Het is dus nog niet zo lang geleden dat Weyerman het boek heeft geraadpleegd en misschien zelfs helemaal heeft gelezen. In Les entretiens d’Ariste et d’Eugene zitten zes hoofdstukken en het laatste daarvan gaat uitsluitend over deviezen (Les devises). In een volgende voetnoot zal ik nog een keer terugkomen op het onderwerp deviezen.
Interessant is de vraag wanneer Weyerman kennis heeft genomen van het theoretische werk over taal en bel esprit van Dominique Bouhours (1628-1708). Heeft hij het werk samen met dat van Boileau en andere Franse auteurs al leren kennen bij zijn leermeester dominee Petrus Santvoort? Of is hij zich hiervoor pas later gaan interesseren, toen hij zich ging toeleggen op het schrijven van periodieken? – Jan Bruggeman
[1] De Rotterdamsche Hermes, afl. 30 (13 februari 1721), p. 183.
De Engelse vertaling van de Latijnse zin luidt: ‘The rhino never returns from his enemy as the loser’. Zie hierover: Karl A.E. Enenkel en Paul J. Smith (red.), Emblems and the natural world (Leiden/Boston 2017), p. 124.

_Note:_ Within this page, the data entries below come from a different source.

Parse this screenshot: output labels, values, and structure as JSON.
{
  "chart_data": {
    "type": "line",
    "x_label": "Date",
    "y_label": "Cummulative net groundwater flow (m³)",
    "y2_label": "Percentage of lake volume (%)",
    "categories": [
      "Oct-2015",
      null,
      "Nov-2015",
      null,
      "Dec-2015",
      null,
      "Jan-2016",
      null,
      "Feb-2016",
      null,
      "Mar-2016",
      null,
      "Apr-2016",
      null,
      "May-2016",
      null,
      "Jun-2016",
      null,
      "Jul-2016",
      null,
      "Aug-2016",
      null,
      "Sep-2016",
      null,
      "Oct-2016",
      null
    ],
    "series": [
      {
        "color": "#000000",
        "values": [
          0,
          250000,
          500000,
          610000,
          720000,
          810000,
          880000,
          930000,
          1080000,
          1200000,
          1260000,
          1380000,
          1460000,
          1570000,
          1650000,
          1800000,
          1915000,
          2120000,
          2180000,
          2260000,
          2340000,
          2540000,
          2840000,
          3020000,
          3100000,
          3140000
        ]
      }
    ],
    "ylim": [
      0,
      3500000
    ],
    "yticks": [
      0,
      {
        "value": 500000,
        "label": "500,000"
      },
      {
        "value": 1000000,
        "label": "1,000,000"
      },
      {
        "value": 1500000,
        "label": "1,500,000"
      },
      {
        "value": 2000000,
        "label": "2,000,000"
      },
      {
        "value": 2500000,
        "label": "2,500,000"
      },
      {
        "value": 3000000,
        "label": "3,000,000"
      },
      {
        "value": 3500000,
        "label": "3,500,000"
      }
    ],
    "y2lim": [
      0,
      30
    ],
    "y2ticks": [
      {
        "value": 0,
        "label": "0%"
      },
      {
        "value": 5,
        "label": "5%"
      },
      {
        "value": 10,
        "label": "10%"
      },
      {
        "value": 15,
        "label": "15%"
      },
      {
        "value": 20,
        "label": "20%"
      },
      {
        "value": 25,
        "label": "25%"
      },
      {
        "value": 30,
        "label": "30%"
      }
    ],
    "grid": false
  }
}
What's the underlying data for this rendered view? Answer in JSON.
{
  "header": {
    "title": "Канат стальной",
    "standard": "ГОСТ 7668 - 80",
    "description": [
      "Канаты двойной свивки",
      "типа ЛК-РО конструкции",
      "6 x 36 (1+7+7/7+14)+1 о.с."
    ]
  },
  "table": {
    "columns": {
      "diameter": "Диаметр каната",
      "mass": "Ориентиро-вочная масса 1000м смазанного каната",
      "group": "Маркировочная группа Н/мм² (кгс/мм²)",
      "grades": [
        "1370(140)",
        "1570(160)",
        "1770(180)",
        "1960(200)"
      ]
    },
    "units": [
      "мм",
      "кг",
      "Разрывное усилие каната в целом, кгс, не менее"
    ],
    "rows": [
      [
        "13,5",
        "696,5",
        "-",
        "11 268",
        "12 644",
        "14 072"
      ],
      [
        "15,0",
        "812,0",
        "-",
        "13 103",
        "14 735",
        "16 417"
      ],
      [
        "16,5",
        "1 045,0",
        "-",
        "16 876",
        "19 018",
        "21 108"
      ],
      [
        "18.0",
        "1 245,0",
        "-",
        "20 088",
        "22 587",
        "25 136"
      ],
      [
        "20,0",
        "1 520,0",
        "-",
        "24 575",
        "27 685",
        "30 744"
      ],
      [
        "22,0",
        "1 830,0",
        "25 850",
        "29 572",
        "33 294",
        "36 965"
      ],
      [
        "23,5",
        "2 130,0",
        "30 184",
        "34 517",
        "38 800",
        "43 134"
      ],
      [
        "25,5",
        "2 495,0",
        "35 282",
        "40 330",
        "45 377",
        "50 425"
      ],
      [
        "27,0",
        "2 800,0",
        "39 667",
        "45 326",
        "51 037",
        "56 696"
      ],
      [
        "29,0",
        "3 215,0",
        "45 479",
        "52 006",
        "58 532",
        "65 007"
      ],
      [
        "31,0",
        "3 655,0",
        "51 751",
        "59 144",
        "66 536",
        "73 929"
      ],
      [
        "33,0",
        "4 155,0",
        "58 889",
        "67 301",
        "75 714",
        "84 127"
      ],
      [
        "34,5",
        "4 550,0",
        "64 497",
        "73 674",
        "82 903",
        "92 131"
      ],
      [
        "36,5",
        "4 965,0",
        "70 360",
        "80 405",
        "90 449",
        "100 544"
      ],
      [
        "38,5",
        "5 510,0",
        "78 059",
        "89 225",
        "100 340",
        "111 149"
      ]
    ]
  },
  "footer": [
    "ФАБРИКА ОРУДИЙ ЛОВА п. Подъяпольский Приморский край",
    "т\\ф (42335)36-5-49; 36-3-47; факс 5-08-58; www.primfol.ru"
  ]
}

[2] Elly Groenenboom-Draai wees hier al op in haar artikel ‘Weyermans “Kouranttraktement”. Enige beschouwingen over aard, opzet en bedoeling van Jacob Campo Weyermans gebruik van kranteberichten in de Rotterdamsche Hermes’, in: Spektator 13 (1983-1984), p. 440-447. Citaat: ‘Zo wordt het krantebericht door hem middel in plaats van doel; de rol ervan wordt beperkt tot die van de ‘aangever’, die hoofdrolspeler Weyerman (verhuld als Hermes) ten volle de kans biedt zijn speelse intellect en veelzijdige kennis te etaleren’.
[3] Ik gebruikte de editie uit 1703. Hierin staan onder de deviezen direct de vertalingen (p. 288 en 346).